Appeals to Biden, who has designated Assange a “hi-tech terrorist”, are more bankrupt still. Even after former US president Donald Trump called for the “termination” of the Constitution last week, Biden remained silent. Not even Trump’s fascist coup attempt in January 2021 could rouse him to defend the Constitution, let alone its First Amendment guarantees to free speech, press and assembly. Last week Biden oversaw watershed legislation enforcing a White House-brokered employment contract and banning tens of thousands of US railroad workers from striking.

The persecution of Assange is the spearhead of a massive assault on democratic rights, aimed at destroying freedom of speech, illegalizing investigative journalism, intimidating and terrorizing critics, preventing the exposure of government crimes and suppressing mass popular opposition to social inequality and war. The British government’s plans to ban strikes, including its threats to mobilise the military, show that Assange’s fate is inextricably linked to that of the working class.

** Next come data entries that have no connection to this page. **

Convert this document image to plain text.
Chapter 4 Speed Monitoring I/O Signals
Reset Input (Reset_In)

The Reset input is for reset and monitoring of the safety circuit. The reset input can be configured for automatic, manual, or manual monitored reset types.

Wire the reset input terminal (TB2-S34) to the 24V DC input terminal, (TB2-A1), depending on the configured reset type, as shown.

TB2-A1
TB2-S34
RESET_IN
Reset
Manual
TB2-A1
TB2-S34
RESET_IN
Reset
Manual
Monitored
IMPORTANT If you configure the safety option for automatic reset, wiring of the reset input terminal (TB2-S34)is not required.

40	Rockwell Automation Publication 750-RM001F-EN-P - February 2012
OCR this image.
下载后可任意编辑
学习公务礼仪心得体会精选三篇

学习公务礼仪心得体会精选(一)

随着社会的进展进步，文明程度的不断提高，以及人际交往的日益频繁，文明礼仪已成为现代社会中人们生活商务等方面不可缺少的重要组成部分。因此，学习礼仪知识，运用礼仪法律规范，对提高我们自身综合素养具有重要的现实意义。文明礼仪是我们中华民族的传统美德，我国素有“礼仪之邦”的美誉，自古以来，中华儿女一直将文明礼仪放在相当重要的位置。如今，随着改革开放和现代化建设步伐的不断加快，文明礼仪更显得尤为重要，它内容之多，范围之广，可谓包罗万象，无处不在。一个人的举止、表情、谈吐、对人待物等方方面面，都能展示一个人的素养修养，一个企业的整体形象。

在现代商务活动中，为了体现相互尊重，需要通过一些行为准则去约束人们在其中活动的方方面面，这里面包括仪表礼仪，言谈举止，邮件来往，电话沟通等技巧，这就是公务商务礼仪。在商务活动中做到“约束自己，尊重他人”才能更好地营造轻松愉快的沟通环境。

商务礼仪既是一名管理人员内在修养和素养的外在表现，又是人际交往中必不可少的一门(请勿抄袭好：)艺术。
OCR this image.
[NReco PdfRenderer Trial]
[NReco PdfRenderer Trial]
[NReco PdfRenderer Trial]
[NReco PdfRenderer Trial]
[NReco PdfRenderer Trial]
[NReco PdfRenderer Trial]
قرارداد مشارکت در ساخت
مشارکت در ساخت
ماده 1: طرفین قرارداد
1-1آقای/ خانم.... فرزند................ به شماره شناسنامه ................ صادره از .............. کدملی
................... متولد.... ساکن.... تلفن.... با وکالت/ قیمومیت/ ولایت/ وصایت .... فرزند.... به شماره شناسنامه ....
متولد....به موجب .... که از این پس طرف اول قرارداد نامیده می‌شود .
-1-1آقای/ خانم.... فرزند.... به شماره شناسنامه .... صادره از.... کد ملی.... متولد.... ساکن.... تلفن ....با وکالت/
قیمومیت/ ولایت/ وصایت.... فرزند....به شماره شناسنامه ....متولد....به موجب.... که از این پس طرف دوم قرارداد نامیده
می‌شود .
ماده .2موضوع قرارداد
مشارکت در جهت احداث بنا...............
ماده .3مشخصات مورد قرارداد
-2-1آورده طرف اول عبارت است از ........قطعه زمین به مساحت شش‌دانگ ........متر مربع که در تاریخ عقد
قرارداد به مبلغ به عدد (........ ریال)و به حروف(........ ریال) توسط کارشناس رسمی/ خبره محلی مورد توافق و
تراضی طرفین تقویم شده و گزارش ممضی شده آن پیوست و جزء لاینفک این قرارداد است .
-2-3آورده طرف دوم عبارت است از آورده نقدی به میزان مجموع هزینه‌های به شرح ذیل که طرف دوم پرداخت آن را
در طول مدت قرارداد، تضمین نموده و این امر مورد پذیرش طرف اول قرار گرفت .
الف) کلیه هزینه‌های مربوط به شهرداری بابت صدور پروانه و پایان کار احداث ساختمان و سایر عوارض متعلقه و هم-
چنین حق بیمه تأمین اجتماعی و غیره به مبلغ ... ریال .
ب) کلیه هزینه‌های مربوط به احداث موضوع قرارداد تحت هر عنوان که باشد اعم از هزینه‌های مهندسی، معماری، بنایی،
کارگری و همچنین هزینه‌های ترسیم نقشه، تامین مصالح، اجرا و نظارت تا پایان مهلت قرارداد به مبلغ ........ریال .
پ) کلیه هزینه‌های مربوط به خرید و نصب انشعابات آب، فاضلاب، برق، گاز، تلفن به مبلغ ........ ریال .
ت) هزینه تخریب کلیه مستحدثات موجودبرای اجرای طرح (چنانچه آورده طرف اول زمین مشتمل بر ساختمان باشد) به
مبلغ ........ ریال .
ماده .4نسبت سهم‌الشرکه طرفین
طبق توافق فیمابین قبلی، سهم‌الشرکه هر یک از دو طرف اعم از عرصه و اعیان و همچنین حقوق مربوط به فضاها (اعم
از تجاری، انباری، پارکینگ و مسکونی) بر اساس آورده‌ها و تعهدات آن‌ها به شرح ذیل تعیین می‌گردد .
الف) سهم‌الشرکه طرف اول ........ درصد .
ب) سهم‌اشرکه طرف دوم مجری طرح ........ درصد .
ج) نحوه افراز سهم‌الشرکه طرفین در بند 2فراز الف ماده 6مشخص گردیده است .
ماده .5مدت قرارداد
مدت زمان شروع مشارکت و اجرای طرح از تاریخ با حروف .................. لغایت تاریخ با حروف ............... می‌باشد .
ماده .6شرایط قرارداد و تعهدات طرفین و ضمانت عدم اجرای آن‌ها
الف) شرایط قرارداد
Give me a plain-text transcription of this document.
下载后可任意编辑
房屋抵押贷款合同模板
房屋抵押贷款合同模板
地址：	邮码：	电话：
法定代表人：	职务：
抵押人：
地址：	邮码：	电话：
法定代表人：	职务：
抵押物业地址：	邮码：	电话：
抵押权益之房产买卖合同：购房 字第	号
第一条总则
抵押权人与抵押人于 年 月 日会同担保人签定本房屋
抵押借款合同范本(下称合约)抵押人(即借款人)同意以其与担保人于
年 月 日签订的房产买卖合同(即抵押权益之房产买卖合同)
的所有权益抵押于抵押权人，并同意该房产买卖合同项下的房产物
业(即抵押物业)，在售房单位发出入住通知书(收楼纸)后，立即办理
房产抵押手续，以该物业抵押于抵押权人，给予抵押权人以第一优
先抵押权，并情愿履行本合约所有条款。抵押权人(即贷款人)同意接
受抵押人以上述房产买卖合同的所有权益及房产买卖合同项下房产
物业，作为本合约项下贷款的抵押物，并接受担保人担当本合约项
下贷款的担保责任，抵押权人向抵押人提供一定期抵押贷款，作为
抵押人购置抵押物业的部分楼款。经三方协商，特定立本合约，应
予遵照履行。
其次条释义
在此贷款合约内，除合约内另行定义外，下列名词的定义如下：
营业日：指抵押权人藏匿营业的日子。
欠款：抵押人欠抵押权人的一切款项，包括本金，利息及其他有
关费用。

NATO’s escalating war against Russia is being accompanied by authoritarian measures. The British government’s “emergency powers” are being combined with denunciations of strikers as “Putin’s stooges”—repeating word for word the Pentagon’s narrative against Assange and WikiLeaks.

Assange’s fate must not be left in the hands of political forces such as Lula, Biden and other enemies of the working class. A powerful mass constituency for Assange’s defence—and the struggle to win his freedom—is growing among millions of workers and young people who are entering the global fight against capitalist austerity, state repression and war.